Daniel Defoe’s Robinson Crusoe would have been perfect for a 3QR table of contents—if 3QR had existed when he wrote it. Defoe had fictionalized the story of a true castaway, Alexander Selkirk, and in doing so gave us the internal world of his journal-writing, if ever-practical, fictional character. One of my favorite poems, Elizabeth Bishop’s “Crusoe in England,” takes Defoe’s fictionalizing one step further by writing as if she is the sadly rescued Crusoe. There was more than a little autobiography here: in a letter to her friend Robert Lowell, she called herself the loneliest person who ever lived.
But it was W.H. Auden, another of my favorite writers, who was the immediate catalyst for my sestina “Crusoe’s Footprint.” If, as Auden says, the free verse writer is like Crusoe in having to do “all his cooking, laundry, and darning for himself,” then which poetic form would provide the maximum opportunities for mastery? The sestina, I supposed. This form that prescribes which of six words must conclude every line, and in a prescribed order, is a sort of “company” for the poet—whispering in her ear what to write.
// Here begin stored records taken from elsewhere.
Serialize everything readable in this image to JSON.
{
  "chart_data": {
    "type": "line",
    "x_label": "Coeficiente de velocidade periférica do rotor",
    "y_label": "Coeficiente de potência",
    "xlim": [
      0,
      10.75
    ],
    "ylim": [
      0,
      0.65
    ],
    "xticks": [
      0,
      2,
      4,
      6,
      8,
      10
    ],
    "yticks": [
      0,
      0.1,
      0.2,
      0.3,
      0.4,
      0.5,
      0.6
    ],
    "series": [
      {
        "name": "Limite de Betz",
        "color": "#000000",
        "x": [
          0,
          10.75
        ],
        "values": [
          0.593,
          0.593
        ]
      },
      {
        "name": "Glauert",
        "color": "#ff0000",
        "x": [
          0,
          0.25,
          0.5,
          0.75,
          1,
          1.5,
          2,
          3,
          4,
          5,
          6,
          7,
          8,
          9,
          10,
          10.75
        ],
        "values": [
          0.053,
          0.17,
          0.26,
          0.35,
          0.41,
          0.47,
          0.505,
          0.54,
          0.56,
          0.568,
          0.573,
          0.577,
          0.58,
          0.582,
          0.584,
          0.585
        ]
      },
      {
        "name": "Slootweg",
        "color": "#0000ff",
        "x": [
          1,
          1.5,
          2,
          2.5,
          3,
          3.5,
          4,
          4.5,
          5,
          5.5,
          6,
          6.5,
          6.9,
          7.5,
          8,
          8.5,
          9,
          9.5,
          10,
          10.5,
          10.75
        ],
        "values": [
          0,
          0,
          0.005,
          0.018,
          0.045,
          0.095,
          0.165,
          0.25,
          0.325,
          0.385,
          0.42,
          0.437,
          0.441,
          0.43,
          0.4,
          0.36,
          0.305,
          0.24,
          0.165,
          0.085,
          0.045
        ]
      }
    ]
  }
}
Oh, wait. Is that mastery or servitude?
The only way the sestina-writer can wriggle out of her confinements is to use the end-words in multiple ways. For instance, in this poem, I make “keys” into typewriter keys, the keys on a map, the keys to happiness, the “quais” in Auden’s elegy to Yeats, as well as the poet Weldon Kees, the Florida Keys (where Bishop lived), and “lackeys,” as in—servants. In a sense, you could say that in sestinas, the meaning of each end word is only “true” for a moment.